Construction of Tourist
Hotels in towns, game parks, and along the 850-mile coast line of mainland Tanzania and the gorgeous coastlines of the spice Island of Zanzibar are all regions where tourism offers plenty
of investment prospects.
In 2014, the industry continued to thrive, as evidenced by an increase in international tourist arrivals to 1,140,156 from 782,699 in 2010. As a result, tourism revenue climbed from USD 1,254.50 in 2010 to USD 2,006.32 million in 2011.
The services sector, notably ICT, which is one of Tanzania's fastest-growing sub-sectors, offers great opportunities. In the previous ten years, Tanzania's communications market has experienced remarkable expansion and transformation. The ICT market has expanded in terms of subscribers, service variety, and geographic coverage.
Tanzania has a total size of 945,037 square kilometers. Freshwater cover is predicted to be 54,337 square kilometers, or around 6.1 percent of the country's total surface area. The country has a 64,000-square-kilometer Territorial Sea, a 223,000-square-kilometer Exclusive Economic Zone (EEZ), and a 1,424-kilometer stretch of Indian Ocean coastline, as well as other inland water bodies (major and minor lakes, rivers, dams, ponds, and wetlands) covering about 5,000 square kilometers. Lake Victoria (shared with Kenya and Uganda), Lake Tanganyika (shared with Burundi, DRC, and Zambia), and Lake Nyasa are the country's three major interior lakes (shared with Malawi and Mozambique). Establishment of fishing port and fishing in the Exclusive Economic Zone,
Tanzania offers excellent natural resources for livestock production, including hardy livestock breeds, wide rangelands, and diversified natural vegetation.
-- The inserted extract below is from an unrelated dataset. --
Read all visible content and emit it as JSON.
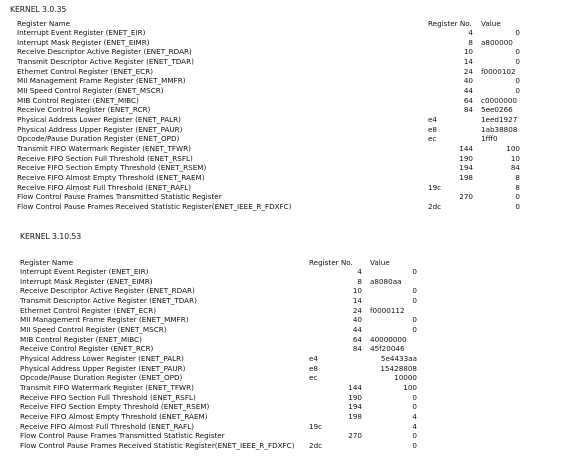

The country's land resources total 88.6 million hectares, of which 60 million hectares are suitable for grazing.
Tanzania has a varied range of energy resources, including biomass, natural gas, hydro, coal, geothermal, solar and wind power, and uranium, much of which is still underutilized. Petroleum and electricity, which are commercial energy sources, account for roughly 8% and 1.2 percent of the primary energy used, respectively. Coal, solar, and wind make up less than 1% of the total.
Wood-fuel contributes for up to 90% of total national energy consumption, with electricity accounting for 2% and petroleum products accounting for 8%.Accommodation in Dar es Salaam and other cosmopolitan places is in short supply, owing to, among other things, the rapid expansion of economic projects, which has drawn a large number of people (both international and local) in need of a place to live. Investors may form a partnership with the National Housing Corporation (NHC), Tanzania Building Agency (TBA), or other private companies to supply residential and commercial building solutions. Development and management of housing estates
Half of Tanzania's 45 million people are expected to move to cities in the next 20 years, thus more needs to be done in terms of housing loans and construction to fulfill the country's ever-growing housing demands.